Soraya avait tout juste 15 ans quand Kadhafi a visité son école, à Syrte, sa ville natale. Choisie parmi les plus jolies filles de l’école pour lui offrir un bouquet de fleurs, elle a attiré l’attention du «Guide» qui, après l’avoir jaugée derrière ses lunettes noires, a posé sa main sur la tête, faisant ainsi le geste qui signifiait à ses gardes du corps: «Celle-là, je la veux.» Le lendemain, trois hommes en uniforme venaient la chercher chez ses parents et elle pouvait dire adieu à son enfance. Kadhafiallait la séquestrer pendant des années, la battre, la violer et l’intégrer à une sorte de harem, constamment renouvelé, hébergé dans les sous-sols de sa résidence de Tripoli.

Quant à sa garde rapprochée, constituée des fameuses «amazones», c’était une mascarade qui comblait son narcissisme et servait sa propagande. Il y glissait ses maîtresses et esclaves sexuelles du moment.

Impossible d’avancer de chiffres précis. En 42 ans de pouvoir absolu, le dictateur n’a cessé de renouveler ce qu’il faut bien appeler un harem. Ce sont donc des centaines de femmes qui en ont fait partie à un moment ou un autre. Mais si l’on compte les jeunes proies dont il a pu se saisir pour une heure, une nuit, une semaine avant de les renvoyer dans leur famille ou de les marier rapidement, il faut parler de milliers de victimes.

Il disposait de réseaux impliquant des diplomates, des militaires, des employés de l’administration et du protocole qui avaient pour mission essentielle de procurer à leur maître des jeunes femmes–ou des jeunes hommes–pour sa consommation quotidienne. Et aussi, parfois, de mettre en œuvre des stratégies plus élaborées–cadeaux, voyages, promesse d’argent ou d’avantages considérables–pour amener vers lui des femmes éminentes qui le fascinaient ou dont il voulait dominer, voire écraser le père ou le mari. Sous l’amphithéâtre de l’Université de Tripoli, Kadhafi disposait d’une garçonnière sordide avec une salle d’examens gynécologiques. Kadhafi forçait également ses ministres et ses militaires à avoir des relations sexuelles avec lui.

Je n’ai pas enquêté sur les fils, sur lesquels–contrairement au père–circulaient mille rumeurs et dont toute la Libye connaissait les frasques, les mœurs barbares et les fêtes tapageuses. Le père restait le maître et a plusieurs fois volé–ou «emprunté»–à ses fils, leur épouse ou copine du moment.

Sans doute les chancelleries occidentales connaissaient-elles les mœurs de Kadhafi.

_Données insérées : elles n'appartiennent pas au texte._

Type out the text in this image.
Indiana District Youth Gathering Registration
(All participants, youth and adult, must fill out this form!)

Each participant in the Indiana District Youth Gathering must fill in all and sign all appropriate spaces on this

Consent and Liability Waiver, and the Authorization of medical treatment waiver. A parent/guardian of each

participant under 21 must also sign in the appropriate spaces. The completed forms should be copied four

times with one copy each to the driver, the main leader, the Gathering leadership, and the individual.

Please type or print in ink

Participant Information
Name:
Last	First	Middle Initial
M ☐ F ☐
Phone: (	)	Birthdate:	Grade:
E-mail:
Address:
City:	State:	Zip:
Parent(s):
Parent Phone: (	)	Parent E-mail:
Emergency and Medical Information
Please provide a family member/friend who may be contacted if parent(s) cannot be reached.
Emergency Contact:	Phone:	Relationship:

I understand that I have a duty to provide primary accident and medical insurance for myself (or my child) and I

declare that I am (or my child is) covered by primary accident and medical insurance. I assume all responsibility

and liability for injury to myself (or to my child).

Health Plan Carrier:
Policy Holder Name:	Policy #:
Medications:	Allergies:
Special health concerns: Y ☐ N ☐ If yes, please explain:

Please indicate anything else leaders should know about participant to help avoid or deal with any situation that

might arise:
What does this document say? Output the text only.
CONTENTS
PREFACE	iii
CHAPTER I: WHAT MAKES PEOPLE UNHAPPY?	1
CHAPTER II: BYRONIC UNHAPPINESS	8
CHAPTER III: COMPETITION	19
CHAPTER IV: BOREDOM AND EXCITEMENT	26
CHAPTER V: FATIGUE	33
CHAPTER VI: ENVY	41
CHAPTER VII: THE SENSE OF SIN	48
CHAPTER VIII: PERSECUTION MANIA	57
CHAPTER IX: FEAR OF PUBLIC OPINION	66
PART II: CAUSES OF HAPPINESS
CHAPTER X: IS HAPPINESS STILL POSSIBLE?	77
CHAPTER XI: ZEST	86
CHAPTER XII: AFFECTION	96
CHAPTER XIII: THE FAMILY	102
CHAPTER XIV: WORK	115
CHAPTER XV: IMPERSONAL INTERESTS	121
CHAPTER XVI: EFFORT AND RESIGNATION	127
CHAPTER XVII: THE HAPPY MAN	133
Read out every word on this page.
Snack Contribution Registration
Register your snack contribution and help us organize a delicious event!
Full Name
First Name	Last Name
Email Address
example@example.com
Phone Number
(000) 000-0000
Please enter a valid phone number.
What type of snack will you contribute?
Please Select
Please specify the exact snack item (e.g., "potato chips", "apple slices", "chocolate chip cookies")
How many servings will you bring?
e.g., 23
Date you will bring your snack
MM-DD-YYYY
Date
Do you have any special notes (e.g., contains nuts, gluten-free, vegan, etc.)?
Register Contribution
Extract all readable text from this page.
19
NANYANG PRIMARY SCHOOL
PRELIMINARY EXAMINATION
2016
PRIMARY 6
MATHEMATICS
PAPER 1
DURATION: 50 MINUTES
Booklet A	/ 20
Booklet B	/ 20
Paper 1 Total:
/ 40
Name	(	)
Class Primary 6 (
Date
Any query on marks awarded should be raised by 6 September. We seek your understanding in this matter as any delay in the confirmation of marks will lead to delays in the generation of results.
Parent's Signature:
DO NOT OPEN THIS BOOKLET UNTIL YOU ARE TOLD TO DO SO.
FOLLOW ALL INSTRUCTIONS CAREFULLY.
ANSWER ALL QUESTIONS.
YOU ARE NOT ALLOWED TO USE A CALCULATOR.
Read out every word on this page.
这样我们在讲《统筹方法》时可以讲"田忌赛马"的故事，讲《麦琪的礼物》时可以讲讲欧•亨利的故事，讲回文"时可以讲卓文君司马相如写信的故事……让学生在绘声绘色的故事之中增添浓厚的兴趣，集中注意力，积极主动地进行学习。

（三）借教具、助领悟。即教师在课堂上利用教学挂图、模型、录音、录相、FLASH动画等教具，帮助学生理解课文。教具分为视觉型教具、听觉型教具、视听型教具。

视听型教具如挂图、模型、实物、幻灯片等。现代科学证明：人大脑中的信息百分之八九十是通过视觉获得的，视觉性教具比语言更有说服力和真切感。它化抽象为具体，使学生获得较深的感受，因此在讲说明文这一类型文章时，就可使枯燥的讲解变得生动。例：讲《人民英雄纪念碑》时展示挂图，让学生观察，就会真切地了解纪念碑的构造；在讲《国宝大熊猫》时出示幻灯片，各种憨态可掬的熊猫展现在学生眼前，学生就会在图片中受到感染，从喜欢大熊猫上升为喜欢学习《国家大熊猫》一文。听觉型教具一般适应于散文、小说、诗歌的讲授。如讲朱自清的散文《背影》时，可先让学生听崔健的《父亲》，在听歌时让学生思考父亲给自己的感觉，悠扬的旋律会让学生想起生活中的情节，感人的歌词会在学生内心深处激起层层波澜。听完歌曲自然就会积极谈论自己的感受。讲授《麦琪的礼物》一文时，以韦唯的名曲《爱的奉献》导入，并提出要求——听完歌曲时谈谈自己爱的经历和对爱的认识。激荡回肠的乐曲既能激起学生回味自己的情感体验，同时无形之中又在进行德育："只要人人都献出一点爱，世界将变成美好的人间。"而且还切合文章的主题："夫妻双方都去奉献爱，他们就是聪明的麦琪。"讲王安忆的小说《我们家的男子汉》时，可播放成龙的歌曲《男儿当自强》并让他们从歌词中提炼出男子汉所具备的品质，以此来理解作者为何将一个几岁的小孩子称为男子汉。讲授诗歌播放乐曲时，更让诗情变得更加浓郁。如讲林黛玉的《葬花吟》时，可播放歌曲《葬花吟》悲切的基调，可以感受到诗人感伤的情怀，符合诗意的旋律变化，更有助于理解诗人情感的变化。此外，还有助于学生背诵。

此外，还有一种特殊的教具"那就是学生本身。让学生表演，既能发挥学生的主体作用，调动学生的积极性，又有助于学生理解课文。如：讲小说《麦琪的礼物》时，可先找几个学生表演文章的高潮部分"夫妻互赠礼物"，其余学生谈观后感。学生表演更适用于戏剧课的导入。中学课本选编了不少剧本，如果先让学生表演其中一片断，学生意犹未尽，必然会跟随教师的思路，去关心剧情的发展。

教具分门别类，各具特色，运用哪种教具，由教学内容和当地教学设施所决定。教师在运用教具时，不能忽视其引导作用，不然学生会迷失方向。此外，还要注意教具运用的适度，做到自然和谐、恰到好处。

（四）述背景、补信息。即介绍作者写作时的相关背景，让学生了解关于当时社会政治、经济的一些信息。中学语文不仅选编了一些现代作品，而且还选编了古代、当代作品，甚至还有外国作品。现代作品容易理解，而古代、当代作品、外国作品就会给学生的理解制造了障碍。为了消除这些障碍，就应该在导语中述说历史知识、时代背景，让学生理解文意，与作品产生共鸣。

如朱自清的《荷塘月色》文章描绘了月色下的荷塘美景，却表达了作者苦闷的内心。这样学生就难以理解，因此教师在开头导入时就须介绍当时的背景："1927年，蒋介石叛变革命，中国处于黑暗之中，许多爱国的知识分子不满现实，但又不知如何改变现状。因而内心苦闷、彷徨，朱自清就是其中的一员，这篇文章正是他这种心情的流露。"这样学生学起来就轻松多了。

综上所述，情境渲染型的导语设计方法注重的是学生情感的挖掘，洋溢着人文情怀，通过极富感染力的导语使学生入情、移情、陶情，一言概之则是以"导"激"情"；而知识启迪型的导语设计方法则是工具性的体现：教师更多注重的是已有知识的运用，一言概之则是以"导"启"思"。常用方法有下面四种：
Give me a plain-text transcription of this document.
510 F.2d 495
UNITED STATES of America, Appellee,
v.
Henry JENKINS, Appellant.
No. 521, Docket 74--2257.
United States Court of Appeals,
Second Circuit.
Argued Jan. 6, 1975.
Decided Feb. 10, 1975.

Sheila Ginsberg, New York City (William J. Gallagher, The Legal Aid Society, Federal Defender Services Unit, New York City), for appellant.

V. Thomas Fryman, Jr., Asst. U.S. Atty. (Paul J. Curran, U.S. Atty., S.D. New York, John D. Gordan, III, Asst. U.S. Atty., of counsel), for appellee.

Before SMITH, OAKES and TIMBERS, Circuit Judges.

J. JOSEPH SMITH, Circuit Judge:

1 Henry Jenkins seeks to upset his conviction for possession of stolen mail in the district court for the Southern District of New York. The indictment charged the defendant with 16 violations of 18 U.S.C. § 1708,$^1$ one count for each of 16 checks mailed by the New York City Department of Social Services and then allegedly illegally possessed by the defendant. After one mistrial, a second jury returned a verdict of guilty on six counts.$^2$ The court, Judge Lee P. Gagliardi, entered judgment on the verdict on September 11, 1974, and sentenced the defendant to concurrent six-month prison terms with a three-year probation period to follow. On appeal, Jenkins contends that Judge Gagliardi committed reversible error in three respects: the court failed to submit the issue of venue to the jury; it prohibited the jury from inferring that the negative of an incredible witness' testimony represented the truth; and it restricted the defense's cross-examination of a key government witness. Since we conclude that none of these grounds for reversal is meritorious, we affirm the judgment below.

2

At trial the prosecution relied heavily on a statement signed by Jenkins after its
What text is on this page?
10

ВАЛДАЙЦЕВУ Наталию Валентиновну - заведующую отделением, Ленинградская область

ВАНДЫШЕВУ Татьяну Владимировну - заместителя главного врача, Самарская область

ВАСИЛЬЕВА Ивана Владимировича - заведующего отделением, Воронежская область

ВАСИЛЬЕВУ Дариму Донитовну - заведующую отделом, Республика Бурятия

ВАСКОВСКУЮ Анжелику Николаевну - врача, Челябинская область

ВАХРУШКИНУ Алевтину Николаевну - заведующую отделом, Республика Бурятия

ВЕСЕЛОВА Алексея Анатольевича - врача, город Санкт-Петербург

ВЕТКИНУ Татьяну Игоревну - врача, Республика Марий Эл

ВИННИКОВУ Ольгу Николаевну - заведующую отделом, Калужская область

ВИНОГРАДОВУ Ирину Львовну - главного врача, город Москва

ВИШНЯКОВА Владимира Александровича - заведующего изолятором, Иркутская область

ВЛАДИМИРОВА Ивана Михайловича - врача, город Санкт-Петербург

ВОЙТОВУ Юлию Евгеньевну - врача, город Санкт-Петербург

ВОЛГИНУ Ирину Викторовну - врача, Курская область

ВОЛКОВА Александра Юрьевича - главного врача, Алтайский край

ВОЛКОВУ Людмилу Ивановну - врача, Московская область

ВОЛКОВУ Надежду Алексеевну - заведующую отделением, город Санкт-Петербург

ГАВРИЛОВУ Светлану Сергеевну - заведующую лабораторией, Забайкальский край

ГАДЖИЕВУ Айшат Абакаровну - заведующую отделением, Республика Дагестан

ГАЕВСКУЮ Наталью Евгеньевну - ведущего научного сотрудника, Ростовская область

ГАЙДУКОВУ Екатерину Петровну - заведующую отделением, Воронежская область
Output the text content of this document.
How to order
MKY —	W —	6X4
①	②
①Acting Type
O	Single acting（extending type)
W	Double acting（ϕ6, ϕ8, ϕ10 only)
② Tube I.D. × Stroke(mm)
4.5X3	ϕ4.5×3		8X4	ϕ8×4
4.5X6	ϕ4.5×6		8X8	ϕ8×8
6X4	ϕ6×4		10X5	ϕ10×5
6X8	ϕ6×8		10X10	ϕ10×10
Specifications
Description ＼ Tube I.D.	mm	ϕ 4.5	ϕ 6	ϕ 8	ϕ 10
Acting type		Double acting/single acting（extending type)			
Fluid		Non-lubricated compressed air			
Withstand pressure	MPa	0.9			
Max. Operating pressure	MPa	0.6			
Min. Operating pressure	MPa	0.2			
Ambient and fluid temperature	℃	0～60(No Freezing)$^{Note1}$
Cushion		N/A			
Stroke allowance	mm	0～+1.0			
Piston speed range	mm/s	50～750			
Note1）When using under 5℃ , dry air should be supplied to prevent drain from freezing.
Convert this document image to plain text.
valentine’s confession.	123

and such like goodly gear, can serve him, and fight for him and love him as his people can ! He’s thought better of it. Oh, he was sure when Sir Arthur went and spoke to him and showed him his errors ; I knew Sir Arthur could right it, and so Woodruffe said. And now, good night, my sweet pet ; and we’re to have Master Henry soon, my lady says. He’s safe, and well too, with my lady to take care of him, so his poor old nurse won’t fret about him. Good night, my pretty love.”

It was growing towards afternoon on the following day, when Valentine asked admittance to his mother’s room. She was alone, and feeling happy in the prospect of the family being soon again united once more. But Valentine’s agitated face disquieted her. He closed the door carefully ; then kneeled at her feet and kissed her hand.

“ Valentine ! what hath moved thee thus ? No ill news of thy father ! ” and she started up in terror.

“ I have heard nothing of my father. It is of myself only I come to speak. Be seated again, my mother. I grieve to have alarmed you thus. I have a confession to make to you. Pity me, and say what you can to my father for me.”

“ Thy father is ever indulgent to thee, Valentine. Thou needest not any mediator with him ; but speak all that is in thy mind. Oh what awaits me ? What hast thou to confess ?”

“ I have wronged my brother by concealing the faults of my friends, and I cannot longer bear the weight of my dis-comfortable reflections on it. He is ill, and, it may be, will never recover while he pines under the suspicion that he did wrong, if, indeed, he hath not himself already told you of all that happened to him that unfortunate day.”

Mabrouka Shérif, la cheffe de son «service spécial», qualifiée par certains de «mère maquerelle», était suivie par les services français lorsqu’elle venait à Paris recruter des jeunes filles pour le «Guide». Mais on ignorait sans doute l’étendue du système et la violence de ce qui se passait dans le sous-sol de sa résidence.


Les Libyens doivent avoir accès à leur histoire et lui faire face, quelle que soit la force du tabou. Il était temps de rompre ce silence qui fut le meilleur allié de Kadhafi et qui peut se révéler un poison pour les générations à venir.

L'affaire des cent (100) mannequins du mois d'août 2011, remonte à la surface. L'enquête ouverte pour proxénétisme par les autorités sénégalaises avait fait, à l'époque, couler beaucoup d'encre.

Je ne pense pas que mon livre déliera les langues des malheureuses victimes qui risquent encore l’opprobre, sinon la vie. Mais j’espère que des élus, des juges, des avocats, des défenseurs des droits de l’homme, des organisations féministes s’en saisiront pour provoquer des débats, enquêter sur les complicités et reconnaître la souffrance de milliers de femmes qui se terrent encore en Libye avec leur terrible secret.